Importa, como já foi dito, reforçar que se deve recusar a visão simplista de culpar os jornalistas de tudo. É uma leitura básica e injusta. Muitos são os condicionalismos que limitam o trabalho jornalístico (tempo, espaço, fontes, concorrência, ..) e, nesse contexto adverso, muitos são os jornalistas que fazem um trabalho sério e profissional, no qual não estão, no entanto, isentos de erro. É a sua capacidade de autocrítica e a auto-regulação que pode prestigiar e continuar a dar-lhes um papel central nas democracias contemporâneas. Ao invés, se essa capacidade se anula e se se escudam numa lógica defensiva corporativa que não reconhece erros, os jornalistas e os meios deixam de cumprir a sua missão. E sobre o “pseudo-arrastão” ainda não os ouvimos pedir desculpa.

(Público, 12 Junho 2006)

14 junho 2006

Uma oportunidade para uma Lei melhor

Há um consenso alargado que o actual enquadramento legal da entrada, permanência e saída e afastamento de estrangeiros de Portugal – vulgo lei da imigração – é deficiente. Longe de viabilizar a imigração legal, quer porque burocratiza infernalmente a vida dos empregadores e dos candidatos a imigrantes, quer porque afasta da legalidade muitos imigrantes que já haviam estado legais, esta lei não serve os interesses de ninguém. Mesmo os esforços em sede de regulamentação, que procuraram abrir algumas portas que a lei tinha fechado, não se revelaram suficientes e os resultados ficaram muito aquém do desejável.

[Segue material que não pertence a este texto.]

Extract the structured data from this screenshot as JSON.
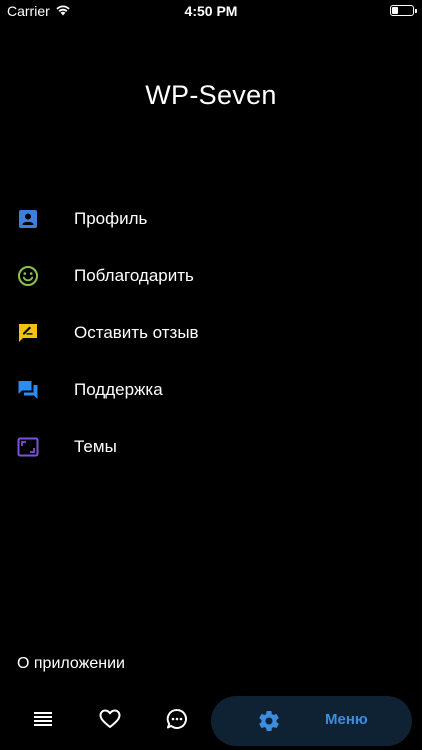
{
  "status_bar": {
    "carrier": "Carrier",
    "time": "4:50 PM",
    "wifi_icon": "wifi-icon",
    "battery_icon": "battery-icon",
    "battery_level": 0.3
  },
  "header": {
    "title": "WP-Seven"
  },
  "menu": {
    "items": [
      {
        "label": "Профиль",
        "icon": "profile-icon",
        "color": "#3d7fe0"
      },
      {
        "label": "Поблагодарить",
        "icon": "smiley-icon",
        "color": "#8bc34a"
      },
      {
        "label": "Оставить отзыв",
        "icon": "feedback-edit-icon",
        "color": "#f4c20d"
      },
      {
        "label": "Поддержка",
        "icon": "chat-support-icon",
        "color": "#2d8cf0"
      },
      {
        "label": "Темы",
        "icon": "theme-frame-icon",
        "color": "#7b52d9"
      }
    ]
  },
  "footer": {
    "about_label": "О приложении"
  },
  "bottom_nav": {
    "items": [
      {
        "icon": "list-icon"
      },
      {
        "icon": "heart-icon"
      },
      {
        "icon": "chat-bubble-icon"
      }
    ],
    "active": {
      "icon": "gear-icon",
      "label": "Меню",
      "color": "#3a8ddf",
      "background": "#0f2234"
    }
  }
}
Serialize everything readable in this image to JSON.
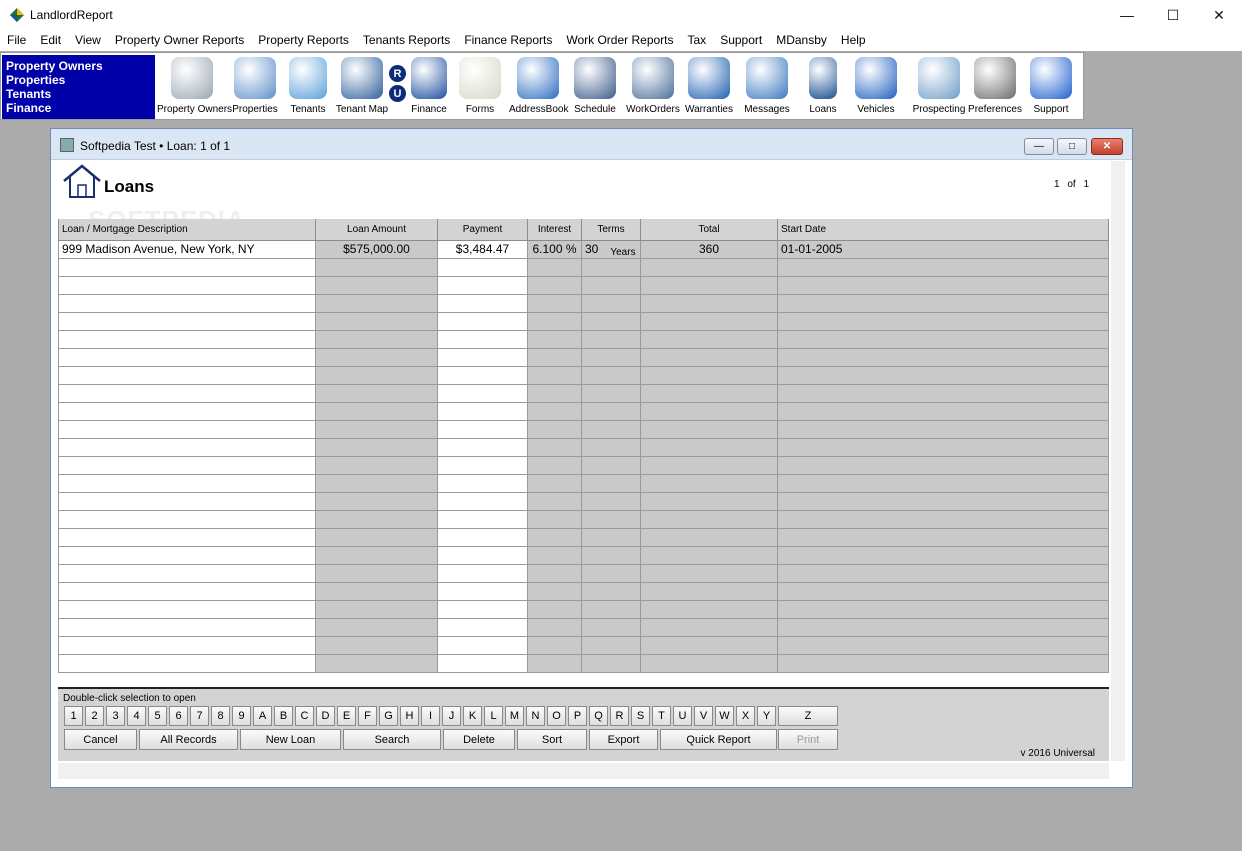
{
  "app": {
    "title": "LandlordReport"
  },
  "menu": [
    "File",
    "Edit",
    "View",
    "Property Owner Reports",
    "Property Reports",
    "Tenants Reports",
    "Finance Reports",
    "Work Order Reports",
    "Tax",
    "Support",
    "MDansby",
    "Help"
  ],
  "side_nav": [
    "Property Owners",
    "Properties",
    "Tenants",
    "Finance"
  ],
  "tools": [
    {
      "label": "Property Owners",
      "icon": "office-building-icon"
    },
    {
      "label": "Properties",
      "icon": "house-icon"
    },
    {
      "label": "Tenants",
      "icon": "people-icon"
    },
    {
      "label": "Tenant Map",
      "icon": "magnifier-icon"
    },
    {
      "label": "Finance",
      "icon": "bank-icon"
    },
    {
      "label": "Forms",
      "icon": "forms-icon"
    },
    {
      "label": "AddressBook",
      "icon": "address-book-icon"
    },
    {
      "label": "Schedule",
      "icon": "notebook-icon"
    },
    {
      "label": "WorkOrders",
      "icon": "tools-icon"
    },
    {
      "label": "Warranties",
      "icon": "warranty-badge-icon"
    },
    {
      "label": "Messages",
      "icon": "telephone-icon"
    },
    {
      "label": "Loans",
      "icon": "hourglass-icon"
    },
    {
      "label": "Vehicles",
      "icon": "car-icon"
    },
    {
      "label": "Prospecting",
      "icon": "skyscraper-icon"
    },
    {
      "label": "Preferences",
      "icon": "wrench-screwdriver-icon"
    },
    {
      "label": "Support",
      "icon": "question-icon"
    }
  ],
  "ru_badges": [
    "R",
    "U"
  ],
  "window": {
    "title": "Softpedia Test  •  Loan: 1 of 1"
  },
  "report": {
    "title": "Loans",
    "page": "1",
    "of": "of",
    "pages": "1",
    "watermark": "SOFTPEDIA"
  },
  "table": {
    "headers": [
      "Loan / Mortgage Description",
      "Loan Amount",
      "Payment",
      "Interest",
      "Terms",
      "Total",
      "Start Date"
    ],
    "rows": [
      {
        "description": "999 Madison Avenue, New York, NY",
        "amount": "$575,000.00",
        "payment": "$3,484.47",
        "interest": "6.100 %",
        "terms": "30",
        "terms_unit": "Years",
        "total": "360",
        "start": "01-01-2005"
      }
    ]
  },
  "bottom": {
    "hint": "Double-click selection to open",
    "keys": [
      "1",
      "2",
      "3",
      "4",
      "5",
      "6",
      "7",
      "8",
      "9",
      "A",
      "B",
      "C",
      "D",
      "E",
      "F",
      "G",
      "H",
      "I",
      "J",
      "K",
      "L",
      "M",
      "N",
      "O",
      "P",
      "Q",
      "R",
      "S",
      "T",
      "U",
      "V",
      "W",
      "X",
      "Y",
      "Z"
    ],
    "actions": [
      "Cancel",
      "All Records",
      "New Loan",
      "Search",
      "Delete",
      "Sort",
      "Export",
      "Quick Report",
      "Print"
    ],
    "version": "v 2016 Universal"
  },
  "colors": {
    "side_nav_bg": "#0000a8",
    "grid_gray": "#c9c9c9",
    "close_red": "#c2402a"
  }
}
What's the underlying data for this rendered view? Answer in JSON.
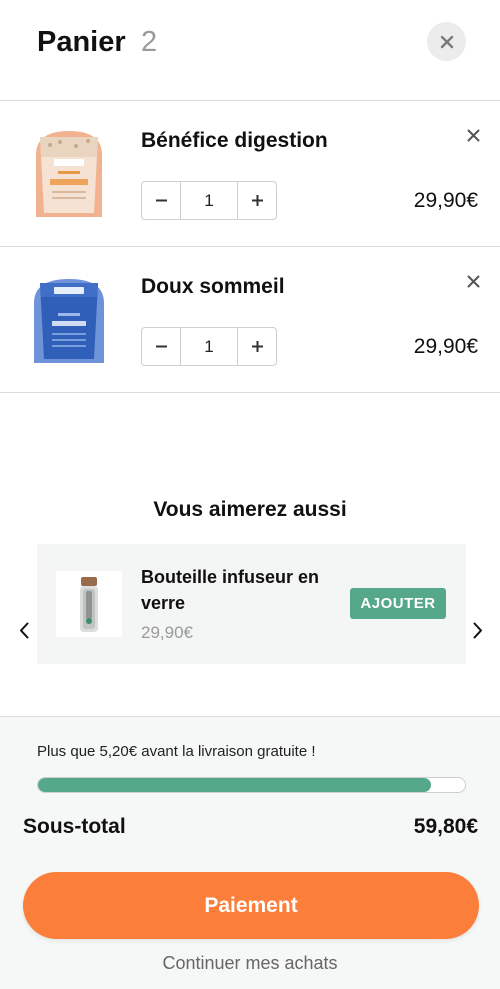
{
  "header": {
    "title": "Panier",
    "count": "2",
    "close_icon": "close-icon"
  },
  "cart": {
    "items": [
      {
        "name": "Bénéfice digestion",
        "quantity": "1",
        "price": "29,90€",
        "image": "peach-pouch-product-image",
        "decrement_icon": "minus-icon",
        "increment_icon": "plus-icon",
        "remove_icon": "close-icon"
      },
      {
        "name": "Doux sommeil",
        "quantity": "1",
        "price": "29,90€",
        "image": "blue-pouch-product-image",
        "decrement_icon": "minus-icon",
        "increment_icon": "plus-icon",
        "remove_icon": "close-icon"
      }
    ]
  },
  "recommendations": {
    "title": "Vous aimerez aussi",
    "prev_icon": "chevron-left-icon",
    "next_icon": "chevron-right-icon",
    "product": {
      "name": "Bouteille infuseur en verre",
      "price": "29,90€",
      "add_label": "AJOUTER",
      "image": "glass-bottle-image"
    }
  },
  "footer": {
    "shipping_message": "Plus que 5,20€ avant la livraison gratuite !",
    "shipping_progress": 0.92,
    "subtotal_label": "Sous-total",
    "subtotal_value": "59,80€",
    "checkout_label": "Paiement",
    "continue_label": "Continuer mes achats"
  },
  "colors": {
    "accent_green": "#55a88a",
    "checkout_orange": "#fb7f3b",
    "muted_text": "#9a9a9a"
  }
}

Apesar de não ser boa política a mudança recorrente das leis, visto que essas alterações causam instabilidade e confusão, não é sensato manter tudo na mesma, quando manifestamente a lei se tornou num pesadelo. É o caso actual.

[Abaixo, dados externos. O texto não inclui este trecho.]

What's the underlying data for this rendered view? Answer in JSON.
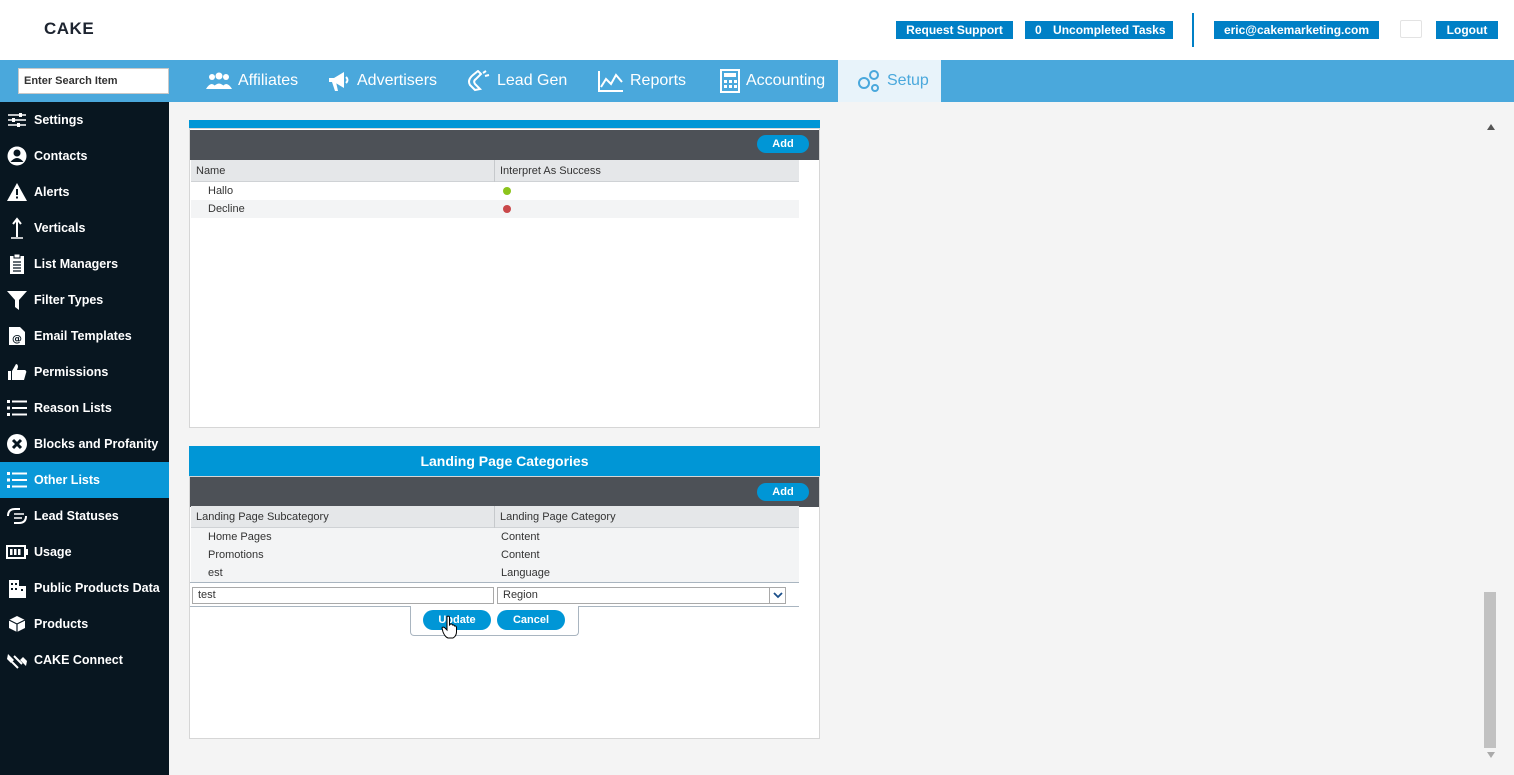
{
  "app": {
    "logo_text": "CAKE"
  },
  "header": {
    "request_support": "Request Support",
    "tasks_count": "0",
    "tasks_label": "Uncompleted Tasks",
    "user_email": "eric@cakemarketing.com",
    "logout": "Logout"
  },
  "search": {
    "placeholder": "Enter Search Item"
  },
  "nav": {
    "tabs": [
      {
        "label": "Affiliates",
        "icon": "users-icon"
      },
      {
        "label": "Advertisers",
        "icon": "megaphone-icon"
      },
      {
        "label": "Lead Gen",
        "icon": "magnet-icon"
      },
      {
        "label": "Reports",
        "icon": "chart-line-icon"
      },
      {
        "label": "Accounting",
        "icon": "calculator-icon"
      },
      {
        "label": "Setup",
        "icon": "gears-icon",
        "active": true
      }
    ]
  },
  "sidebar": {
    "items": [
      {
        "label": "Settings",
        "icon": "sliders-icon"
      },
      {
        "label": "Contacts",
        "icon": "person-icon"
      },
      {
        "label": "Alerts",
        "icon": "warning-icon"
      },
      {
        "label": "Verticals",
        "icon": "arrow-up-icon"
      },
      {
        "label": "List Managers",
        "icon": "clipboard-icon"
      },
      {
        "label": "Filter Types",
        "icon": "funnel-icon"
      },
      {
        "label": "Email Templates",
        "icon": "email-template-icon"
      },
      {
        "label": "Permissions",
        "icon": "thumbs-up-icon"
      },
      {
        "label": "Reason Lists",
        "icon": "list-icon"
      },
      {
        "label": "Blocks and Profanity",
        "icon": "x-circle-icon"
      },
      {
        "label": "Other Lists",
        "icon": "list-icon",
        "active": true
      },
      {
        "label": "Lead Statuses",
        "icon": "lead-status-icon"
      },
      {
        "label": "Usage",
        "icon": "battery-icon"
      },
      {
        "label": "Public Products Data",
        "icon": "building-icon"
      },
      {
        "label": "Products",
        "icon": "box-icon"
      },
      {
        "label": "CAKE Connect",
        "icon": "connect-icon"
      }
    ]
  },
  "panel1": {
    "add_label": "Add",
    "columns": [
      "Name",
      "Interpret As Success"
    ],
    "rows": [
      {
        "name": "Hallo",
        "success": true,
        "dot_color": "#8cc41c"
      },
      {
        "name": "Decline",
        "success": false,
        "dot_color": "#c9484a"
      }
    ]
  },
  "panel2": {
    "title": "Landing Page Categories",
    "add_label": "Add",
    "columns": [
      "Landing Page Subcategory",
      "Landing Page Category"
    ],
    "rows": [
      {
        "subcategory": "Home Pages",
        "category": "Content"
      },
      {
        "subcategory": "Promotions",
        "category": "Content"
      },
      {
        "subcategory": "est",
        "category": "Language"
      }
    ],
    "edit_row": {
      "subcategory_value": "test",
      "category_value": "Region"
    },
    "update_label": "Update",
    "cancel_label": "Cancel"
  },
  "colors": {
    "accent": "#0096d6",
    "nav": "#4aa8dc",
    "sidebar": "#081620",
    "active_side": "#0a98d8"
  }
}
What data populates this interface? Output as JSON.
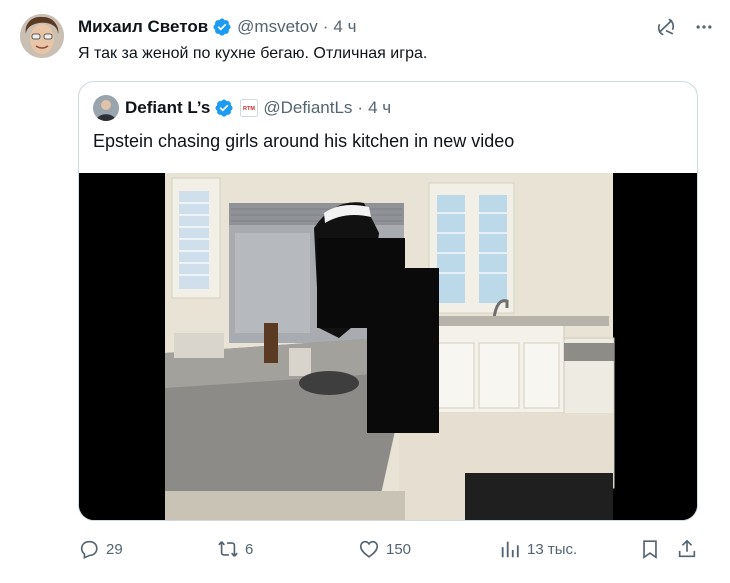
{
  "author": {
    "name": "Михаил Светов",
    "handle": "@msvetov",
    "separator": "·",
    "time": "4 ч",
    "verified": true
  },
  "tweet_text": "Я так за женой по кухне бегаю. Отличная игра.",
  "quote": {
    "name": "Defiant L’s",
    "badge_text": "RTM",
    "handle": "@DefiantLs",
    "separator": "·",
    "time": "4 ч",
    "text": "Epstein chasing girls around his kitchen in new video"
  },
  "actions": {
    "replies": "29",
    "reposts": "6",
    "likes": "150",
    "views": "13 тыс."
  },
  "colors": {
    "verified_blue": "#1d9bf0",
    "secondary_text": "#536471",
    "border": "#cfd9de"
  },
  "icons": [
    "grok-icon",
    "more-icon",
    "verified-icon",
    "reply-icon",
    "repost-icon",
    "like-icon",
    "views-icon",
    "bookmark-icon",
    "share-icon"
  ]
}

O actual Governo, depois de uma avaliação detalhada, veio propor uma nova proposta de lei da imigração. Saúda-se, desde já, a coragem de mudar o que está mal, bem como a proposta de colocar em discussão pública a proposta, num quadro de incentivo à participação e co-responsabilidade de todos na construção do novo modelo.

Esta abordagem deve ter como correspondência uma ampla participação no debate público, por parte de todas as associações de imigrantes, ONGs, paróquias, sindicatos, empregadores e outros actores sociais que interagem com a questão da imigração. Os seus contributos, apresentados em clima de cooperação madura e responsável, podem representar uma mais-valia no aperfeiçoamento da nova lei e uma desejável apropriação de um enquadramento jurídico em que todos - ou pelo menos uma ampla maioria – se revejam.

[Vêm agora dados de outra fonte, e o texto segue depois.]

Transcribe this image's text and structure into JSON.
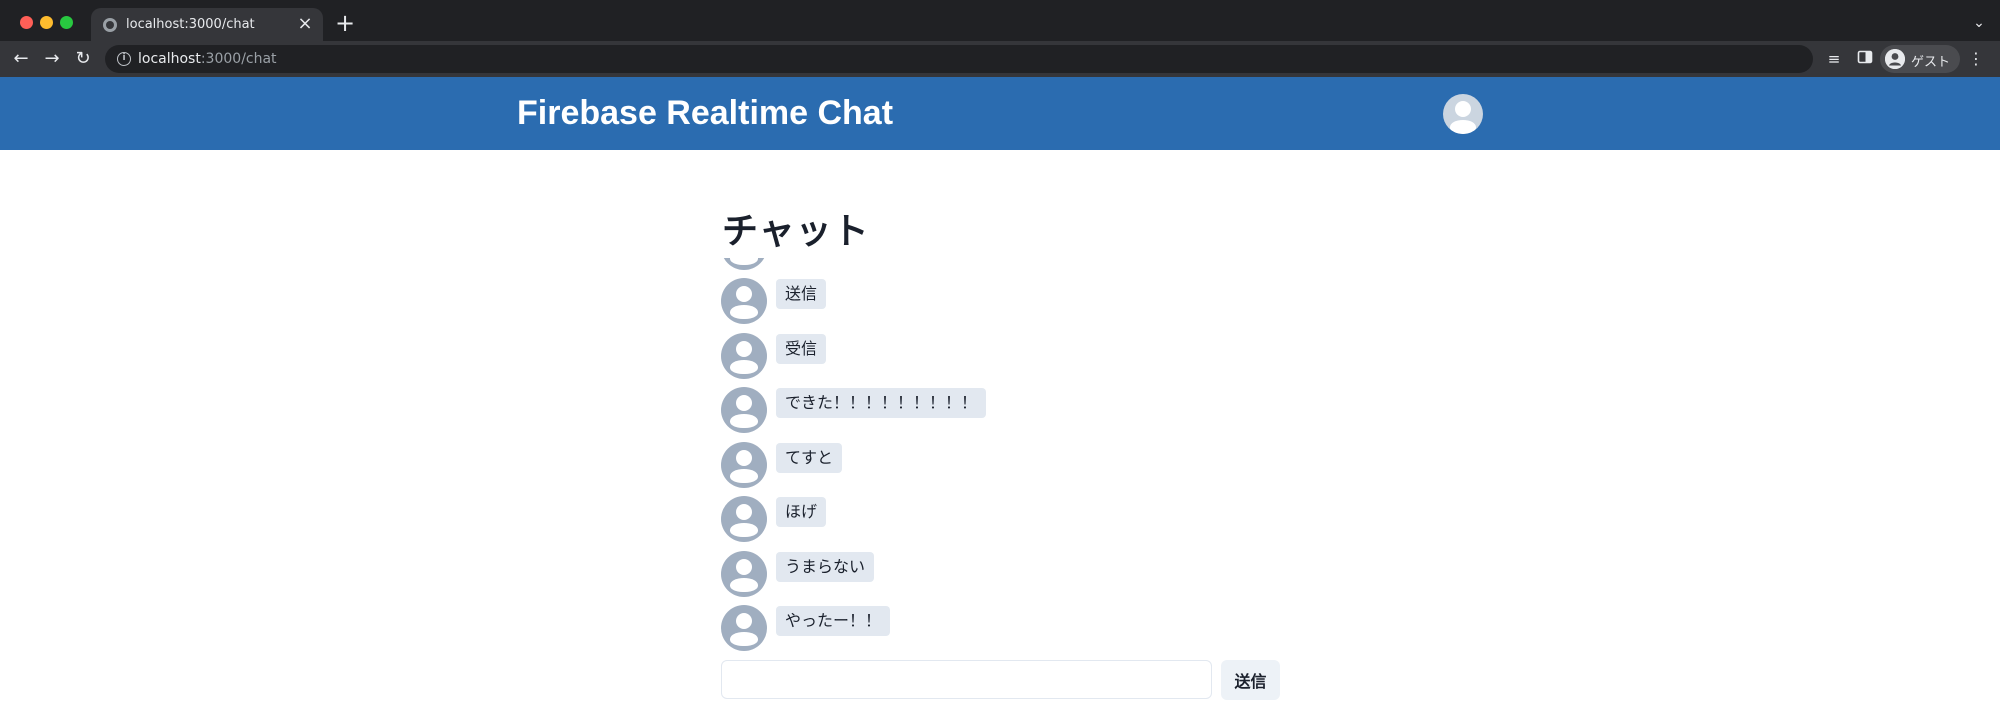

A política de imigração, nos dias que correm, é para qualquer país europeu um tema complexo, rico em contradições e cheio de inquietações. Ocupa o topo da agenda pública e merece toda a atenção política. Na sua gestão, há abordagens diferentes, entre as quais se destacam opções arrogantes e parciais que, atrás de um qualquer populismo, servindo-se de todas as demagogias, fazem desta questão uma arma de arremesso e de combate para outras guerras. Esse é um caminho errado e perigoso.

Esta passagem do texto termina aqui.